Le Destin du touriste est un roman qui dérange. Tout à tour angoissant, agaçant, drôle, ironique, répétitif, il met en scène une semaine de vacance « en demi pension » d’un certain Servagit Duvla alias Greg dans la « zone ». La « zone », c’est « l’enfer », « la maison du diable » ou plutôt le paradis des fêlés du ciboulot,  des fanas de la roulette russe, des voyeuristes participatifs ou des participants voyeuristes. Dans cette partie d’un pays qui en compte tant sur terre vous aurez droit, cher touriste, à la guerre, à la violence incontrôlée des enfants-soldats, à la misère la plus crasse, aux rapts et aux scènes de barbarie parmi les plus inimaginables. Comme Greg vous pourrez craindre qu’un obus atterrisse au milieu de votre chambre d’hôtel, croiser une vieille femme portant son enfant sanguinolent dans l’indifférence générale, assister en plein marché à la plus suggestive des pendaisons, voir s’évaporer une flopée de Philippins en vadrouille, goûter au charme d’une plage couverte de mines, trouver un ou deux cadavres pataugeant en bord de mer ou dans la piscine de l’hôtel… Avec un peu de chance vous pourrez même subir une agression en bonne et due forme et, acmé de l’acmé, être kidnappé !

Greg traîne sa carcasse dans ce foutoir chaperonné par Amadou, le sympathique chauffeur de taxi. Entre deux coups de téléphone peu amènes à son épouse peu causante, Amadou comprend que son touriste est d’une autre encre que le vulgum pecus des étrangers par lui transportés. Greg ne recherche pas seulement le danger, il est du genre suicidaire. Rui Zink par un montage subtil révèle les dessous et le pourquoi de la « mission » que s’est donné son héros.
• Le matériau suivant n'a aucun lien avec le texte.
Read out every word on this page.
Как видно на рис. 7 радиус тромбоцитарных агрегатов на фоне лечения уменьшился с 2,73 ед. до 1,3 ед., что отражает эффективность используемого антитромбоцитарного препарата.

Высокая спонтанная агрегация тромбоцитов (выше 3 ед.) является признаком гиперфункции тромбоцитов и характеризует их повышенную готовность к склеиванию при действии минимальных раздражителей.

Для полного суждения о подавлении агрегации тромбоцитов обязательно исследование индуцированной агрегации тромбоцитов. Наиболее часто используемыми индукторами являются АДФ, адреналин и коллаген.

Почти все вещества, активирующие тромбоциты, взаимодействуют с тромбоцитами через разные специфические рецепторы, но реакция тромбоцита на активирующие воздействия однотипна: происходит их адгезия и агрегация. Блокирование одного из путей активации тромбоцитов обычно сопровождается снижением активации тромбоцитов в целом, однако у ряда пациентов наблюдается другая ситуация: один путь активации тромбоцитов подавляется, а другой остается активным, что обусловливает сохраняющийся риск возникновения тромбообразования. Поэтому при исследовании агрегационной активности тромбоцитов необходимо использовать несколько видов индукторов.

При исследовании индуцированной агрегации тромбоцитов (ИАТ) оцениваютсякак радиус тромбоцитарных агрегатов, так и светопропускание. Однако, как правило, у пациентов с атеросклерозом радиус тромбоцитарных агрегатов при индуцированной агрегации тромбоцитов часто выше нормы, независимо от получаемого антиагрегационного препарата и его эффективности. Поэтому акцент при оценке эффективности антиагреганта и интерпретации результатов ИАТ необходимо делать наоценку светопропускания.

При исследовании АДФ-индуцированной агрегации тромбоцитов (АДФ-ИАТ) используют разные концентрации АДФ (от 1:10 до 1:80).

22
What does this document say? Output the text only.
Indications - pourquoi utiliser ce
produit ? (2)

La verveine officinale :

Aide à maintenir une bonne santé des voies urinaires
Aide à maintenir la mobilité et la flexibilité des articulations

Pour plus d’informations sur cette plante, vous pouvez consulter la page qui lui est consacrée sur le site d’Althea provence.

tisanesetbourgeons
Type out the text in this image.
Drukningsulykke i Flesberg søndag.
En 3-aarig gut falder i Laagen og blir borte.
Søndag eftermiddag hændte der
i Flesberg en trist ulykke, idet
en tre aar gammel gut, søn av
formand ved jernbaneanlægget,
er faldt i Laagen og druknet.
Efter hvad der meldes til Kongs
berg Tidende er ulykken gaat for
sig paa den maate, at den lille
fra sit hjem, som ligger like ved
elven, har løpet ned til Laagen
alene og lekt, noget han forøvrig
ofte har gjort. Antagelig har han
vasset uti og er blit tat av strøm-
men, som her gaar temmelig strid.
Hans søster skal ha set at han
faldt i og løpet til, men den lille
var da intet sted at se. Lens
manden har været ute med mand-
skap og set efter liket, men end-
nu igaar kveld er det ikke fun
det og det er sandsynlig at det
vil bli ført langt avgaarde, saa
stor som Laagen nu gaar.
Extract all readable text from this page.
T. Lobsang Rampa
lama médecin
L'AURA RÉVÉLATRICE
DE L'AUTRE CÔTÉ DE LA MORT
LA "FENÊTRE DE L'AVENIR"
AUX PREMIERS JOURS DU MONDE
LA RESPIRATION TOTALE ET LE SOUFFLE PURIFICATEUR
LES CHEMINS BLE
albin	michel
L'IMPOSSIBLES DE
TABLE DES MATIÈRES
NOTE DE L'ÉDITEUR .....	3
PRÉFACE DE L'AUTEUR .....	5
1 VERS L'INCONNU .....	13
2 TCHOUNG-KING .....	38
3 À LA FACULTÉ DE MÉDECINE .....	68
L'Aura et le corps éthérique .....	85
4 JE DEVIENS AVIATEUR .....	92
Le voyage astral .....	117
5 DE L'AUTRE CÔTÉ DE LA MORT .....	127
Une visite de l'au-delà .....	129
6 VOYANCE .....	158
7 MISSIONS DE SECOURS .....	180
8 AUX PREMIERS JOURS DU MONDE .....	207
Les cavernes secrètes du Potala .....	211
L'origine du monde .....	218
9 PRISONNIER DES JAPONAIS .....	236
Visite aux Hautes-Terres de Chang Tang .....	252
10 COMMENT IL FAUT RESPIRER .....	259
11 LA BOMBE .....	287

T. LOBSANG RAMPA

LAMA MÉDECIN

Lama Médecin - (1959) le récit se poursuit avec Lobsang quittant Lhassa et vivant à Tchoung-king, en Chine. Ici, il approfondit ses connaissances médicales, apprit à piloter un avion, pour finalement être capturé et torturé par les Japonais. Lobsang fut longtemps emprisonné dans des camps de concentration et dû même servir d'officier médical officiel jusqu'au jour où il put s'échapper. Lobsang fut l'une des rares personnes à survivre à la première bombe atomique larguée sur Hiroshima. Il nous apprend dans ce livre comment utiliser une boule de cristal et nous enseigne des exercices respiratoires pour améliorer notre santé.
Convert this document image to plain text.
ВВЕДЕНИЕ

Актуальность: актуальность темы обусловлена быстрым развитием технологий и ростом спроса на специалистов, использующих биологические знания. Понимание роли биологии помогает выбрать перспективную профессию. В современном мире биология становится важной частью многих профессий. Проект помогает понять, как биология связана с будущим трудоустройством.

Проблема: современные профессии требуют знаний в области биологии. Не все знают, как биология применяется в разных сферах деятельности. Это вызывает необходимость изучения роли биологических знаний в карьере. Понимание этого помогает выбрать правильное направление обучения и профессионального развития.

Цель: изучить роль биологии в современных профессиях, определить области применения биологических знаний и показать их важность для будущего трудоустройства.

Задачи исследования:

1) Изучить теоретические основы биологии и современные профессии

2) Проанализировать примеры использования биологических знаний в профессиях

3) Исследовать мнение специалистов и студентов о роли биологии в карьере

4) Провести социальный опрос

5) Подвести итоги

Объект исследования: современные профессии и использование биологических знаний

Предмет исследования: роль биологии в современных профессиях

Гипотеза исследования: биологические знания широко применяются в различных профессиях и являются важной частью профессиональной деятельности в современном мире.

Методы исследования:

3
Critique féroce de la marche du monde, ces « manèges de la mort » où le cannibalisme est « élevé au rang d’art et spectacle » serviraient à distraire de leur ennui les citoyens du Nord développé. La charge est forte et brutale, boursouflée ici ou là de quelques longueurs, mais rudement efficace pour, une fois n’est pas coutume, déplacer les soupçons sur d’autres migrations.